When Daman Wandke first arrived at Western Washington University over a decade ago, he found there were few accessibility services or resources for students with disabilities like himself. He took the initiative to create the services desperately needed by those students attending the university, including the Disability Outreach Center.
Now, over a decade later, the Disability Outreach Center recently celebrated its tenth annual Student Disability Awareness Week, an event created by Wandke during his time at Western Washington University.
Completing his Bachelor of Arts in Management Information Systems in 2012 and his MBA in 2013, Wandke, who has cerebral palsy and uses a wheelchair, has never stopped being an advocate for people with disabilities. Since that time, most of his work has taken him to various parts of the country. As he served on several committees while working remotely with an agency in Washington, D.C., travel increased for him throughout this time. Wandke explains that traveling with disabilities can present a number of challenges, most of which can be overcome, but require research and information to ensure the best travel choices are made when it comes to accessibility needs.
He describes one trip as a learning opportunity for him and the hotel staff in regards to what exactly the accessibility needs included. After researching hotels online, Wandke identified one that appeared to be able to meet his specific accessibility needs. After calling the hotel directly and asking even more questions, he set out on his business travel.
What he actually found was a room that did not meet his accessibility needs and a staff that truly did not understand what exactly those accessibility needs really included or the impact on guests with disabilities. After relocation to another room and subsequently to another hotel, Wandke decided it was time to create a resource specifically for travelers with disabilities and special accessibility needs.
“I noticed that the websites didn’t go into detail, and the staff didn’t really know when I would call a hotel with questions,” Wandke described.
In January of 2016, he participated in a 54-hour start-up challenge for aspiring entrepreneurs called the Bellingham Startup Challenge. It began on a Friday night and went through the weekend. He pitched the idea of a travel resource for disabled travelers, formed a team of four and then subsequently built the business model.
At the end of that 54-hour challenge, the team of four had created what would become the parent company Access Travel, LLC. They also had a new product and service, AbiliTrek which takes travel to a whole new level for people with disabilities.
After registering on the AbiliTrek website, you identify among a list of 37 accessibility requirement points, what your specific needs are while traveling. Once you are ready to travel, book your hotel which will be identified based on your specific needs. Your registration and booking of a hotel then triggers the AbiliCheck system.
Once the AbiliCheck system is activated, a customer service representative from AbiliTrek phones the hotel in which you have registered to ensure that the room they have reserved for you really does meet the points of criteria necessary for a pleasant and positive stay. And, once your visit is complete, you are encouraged to complete a review which provides even more valuable information for guests booking in the future.
“Nobody else is doing what we’re doing,” says Wandke of AbiliTrek. “We are the only site that provides a resource for people with disabilities who travel and have specific accessibility needs.”
Beyond the ability to book a hotel that meets those specific accessibility needs, Wandke and his team also provide consulting to hotels. The team will go into a hotel and assess what they have in terms of services for those with disabilities. Then, they will recommend what low-cost changes can be implemented to better meet those needs and make the accommodations even more attractive to travelers with disabilities and more acceptable in terms of accessibility needs and services.

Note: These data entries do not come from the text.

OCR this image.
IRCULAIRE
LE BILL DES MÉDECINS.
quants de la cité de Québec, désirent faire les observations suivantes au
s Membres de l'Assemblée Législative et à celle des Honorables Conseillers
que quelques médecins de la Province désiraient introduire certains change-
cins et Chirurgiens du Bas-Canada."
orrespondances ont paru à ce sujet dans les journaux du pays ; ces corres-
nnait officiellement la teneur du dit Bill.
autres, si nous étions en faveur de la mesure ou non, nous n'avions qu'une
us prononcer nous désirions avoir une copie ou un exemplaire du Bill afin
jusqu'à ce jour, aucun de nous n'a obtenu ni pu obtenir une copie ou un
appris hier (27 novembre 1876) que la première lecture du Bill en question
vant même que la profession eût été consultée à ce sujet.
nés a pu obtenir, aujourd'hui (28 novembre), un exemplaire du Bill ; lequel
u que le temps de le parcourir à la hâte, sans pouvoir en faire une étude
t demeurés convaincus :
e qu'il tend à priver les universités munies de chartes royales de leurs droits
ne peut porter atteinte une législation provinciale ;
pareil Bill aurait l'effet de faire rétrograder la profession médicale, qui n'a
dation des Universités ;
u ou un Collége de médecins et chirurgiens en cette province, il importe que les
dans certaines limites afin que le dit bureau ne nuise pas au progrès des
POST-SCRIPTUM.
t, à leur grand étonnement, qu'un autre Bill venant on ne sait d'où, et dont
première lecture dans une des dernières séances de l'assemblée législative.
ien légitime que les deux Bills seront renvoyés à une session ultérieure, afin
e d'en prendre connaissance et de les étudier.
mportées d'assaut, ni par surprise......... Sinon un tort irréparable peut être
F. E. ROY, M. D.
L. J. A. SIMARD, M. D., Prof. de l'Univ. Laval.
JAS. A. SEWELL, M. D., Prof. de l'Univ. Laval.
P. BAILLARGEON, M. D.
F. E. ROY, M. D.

“We want to provide AbiliTrek to travelers so they can trek without boundaries,” says Logan Helgeland, who oversees marketing for AbiliTrek. “We’re planning to expand to Seattle and even beyond.”
With the team of Wandke, Helgeland and Travis Heller spearheading the technology, AbiliTrek is on track to create change within the world of travel for people with disabilities. With his vast advocacy experience, Wandke also lends his knowledge to other organizations including the Northwest Access Fund in Seattle and PolicyWorks. Both organizations provide accessibility and advocacy services for people with disabilities.
As the team moves forward with the incredible services they provide for people traveling with disabilities, they also work to create contacts within the community. They are accomplishing this in several ways including sponsoring the Buddy Walk with the local ARC of Whatcom County and continuing to support Disability Advocacy in Bellingham.
AbiliTrek is open to everyone looking to book a hotel room. Wandke explains this is one of the best ways the community can support their efforts. Simply complete the registration and book your next hotel experience through the site. Be sure to leave a review of your experience so the team can continue to build the important data regarding accommodation satisfaction that is so essential to a great travel experience.